Perlentaucher-Notiz zur F.A.Z.-Rezension

"Karl Schlögel rückt diese Autobiografie in eine Reihe mit anderen großen Werken der Lagerliteratur. Wat wurde 1939 im sowjetisch besetzten Lemberg verhaftet und in den GULAG deportiert. Er stammte aus einem gebildeten jüdisch-polnischen Elternhaus, was ihm, wie Schlögel erklärt, einen ganz besonderen intellektuellen Hintergrund verschaffte und Voraussetzung war für seinen soziologisch scharfen Blick, den er ohne Verbitterung auf seine Umgebung, seine Leidensgenossen und seine Widersacher richtete. Zuhilfe kam ihm dabei eine gewisse Distanz, die Schlögel damit erklärt, dass Wat ein `Anachronist` war, einer, der alles mal gewesen ist, aber alles zur falschen Zeit: Dichter, Politiker, Avantgardist, Kommunist, Antikommunist. Dass Wats Erinnerungen nun auf deutsch vorliegen, in einer gekürzten, aber hervorragend übersetzten Fassung, wie der Rezensent anmerkt, verdankt sich übrigens Czeslaw Milosz, den Wat 1964 in Berkeley kennenlernte und der Wats Schreibblockade durch Gespräche aufbrechen konnte. Für das Nachwort von Mathias Freise hat Schlögel wenig Sympathie, dessen textanalytisch überfrachtete Sichtweise er für unangemessen hält.

© Perlentaucher Medien GmbH"

Frankfurter Allgemeine Zeitung - Rezension
Frankfurter Allgemeine Zeitung | Besprechung von 17.10.2000

Nach den Schlachten
Aleksander Wats Erinnerungen an das zwanzigste Jahrhundert / Von Karl Schlögel

Endlich liegt die Autobiographie des polnischen Schriftstellers Aleksander Wat, wenn auch gekürzt, in deutscher Sprache vor, dazu in einer ausgezeichneten Übersetzung. "Mein Jahrhundert", wie der Titel des 1977 in London publizierten Werkes ursprünglich heißt, darf in einem Atemzug mit anderen großen Werken der Lagerliteratur, wie etwa Jewgenia Ginsburgs Erinnerungen, oder, wie Wat selbst es tut, im Zusammenhang mit Alexander Herzens "Erlebtes und Gedachtes" genannt werden.

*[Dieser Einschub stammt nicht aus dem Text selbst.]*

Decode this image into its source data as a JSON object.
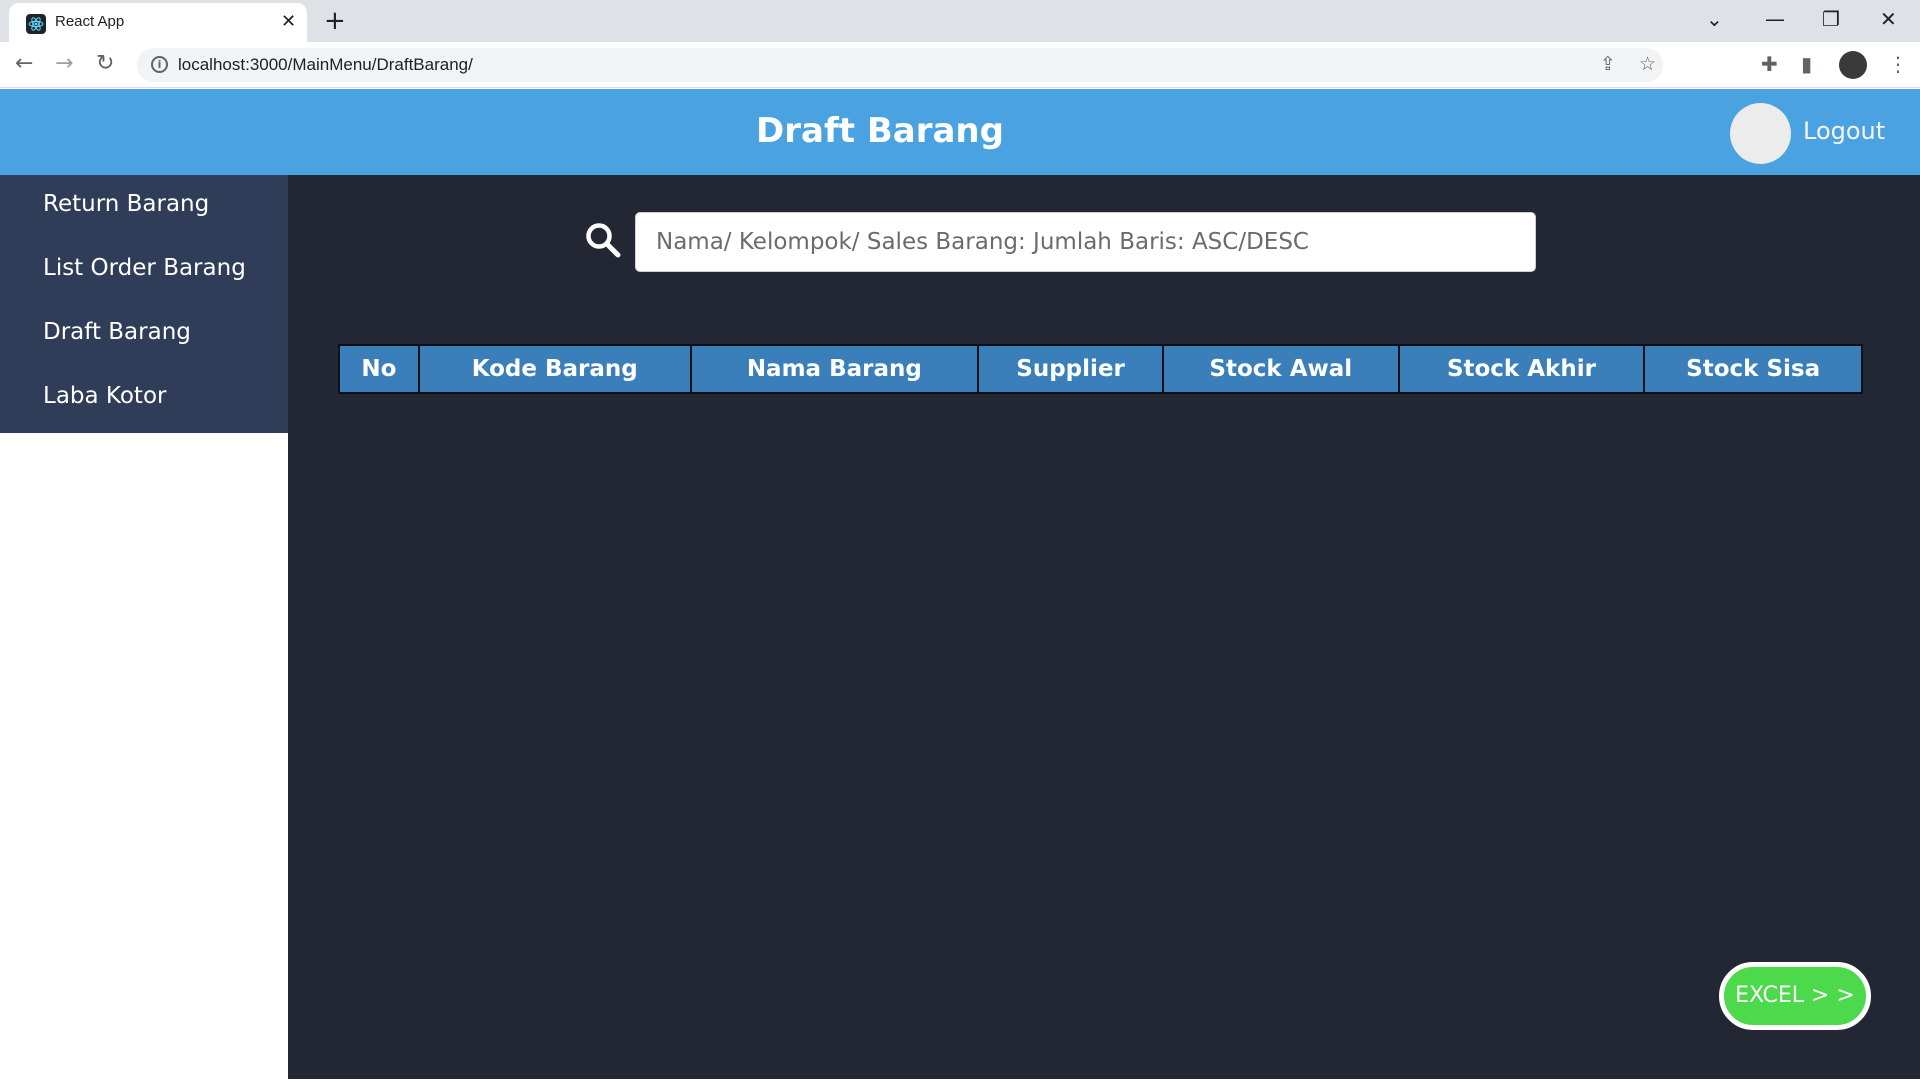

Aleksander Wat, im Jahre 1900 in Warschau in einer jüdischen Familie geboren und 1967 im Pariser Exil gestorben, war schon zu Lebzeiten eine Legende. In seinen literarischen Anfängen Dadaist-Futurist, der durchaus "mit der Axt" zu schreiben verstand, Aktivist der Boheme im Warschau der wilden zwanziger Jahre, als Redakteur des einflußreichen "Literarischen Monatsblatts" und als Lektor bei Gebethner und Wolff fast eine Institution, nach Kriegsbeginn im sowjetisch besetzten Lemberg vom NKWD verhaftet und in die Sowjetunion deportiert, Odyssee durch den GULag, 1946 Rückkehr nach Polen, ab 1958 zusammen mit seiner Frau Ola ein Leben als Halbemigrant in Südfrankreich und Italien führend. 1964 war er auf Einladung des Center for Slavic and East European Studies nach Berkeley gekommen, wo im milden kalifornischen Klima nicht nur sein psychosomatisches Leiden gemildert werden, sondern auch die Arbeit an seinen Erinnerungen in Gang kommen sollte.

In Berkeley war Wat auf seinen Landsmann Czeslaw Milosz getroffen, den Autor einer brillanten Studie über die Intellektuellen und den Kommunismus und späteren Literatur-Nobelpreisträger. Daß Wats Memoiren zustande kamen, ist dieser Begegnung zu verdanken. Milosz gelang es, den unter einer schweren Schreibblockade leidenden Wat zum Sprechen zu bringen. In rund vierzig Gesprächen, die später in Paris fortgesetzt wurden, berichtete Wat von seinem Jahrhundert. Daß aus den Tonbandaufzeichnungen dann ein so bedeutendes Buch wurde, hat nicht nur mit der gründlichen Redaktion des Textes zu tun, sondern damit, daß die Gesprächspartner Eingeweihte waren; sie verstanden sich trotz der unterschiedlichen Generationszugehörigkeit auf Anhieb, sie erörterten Fragen, über die andere in der Regel nur zu rechten pflegten. Sie waren beide sozusagen Experten des zwanzigsten Jahrhunderts.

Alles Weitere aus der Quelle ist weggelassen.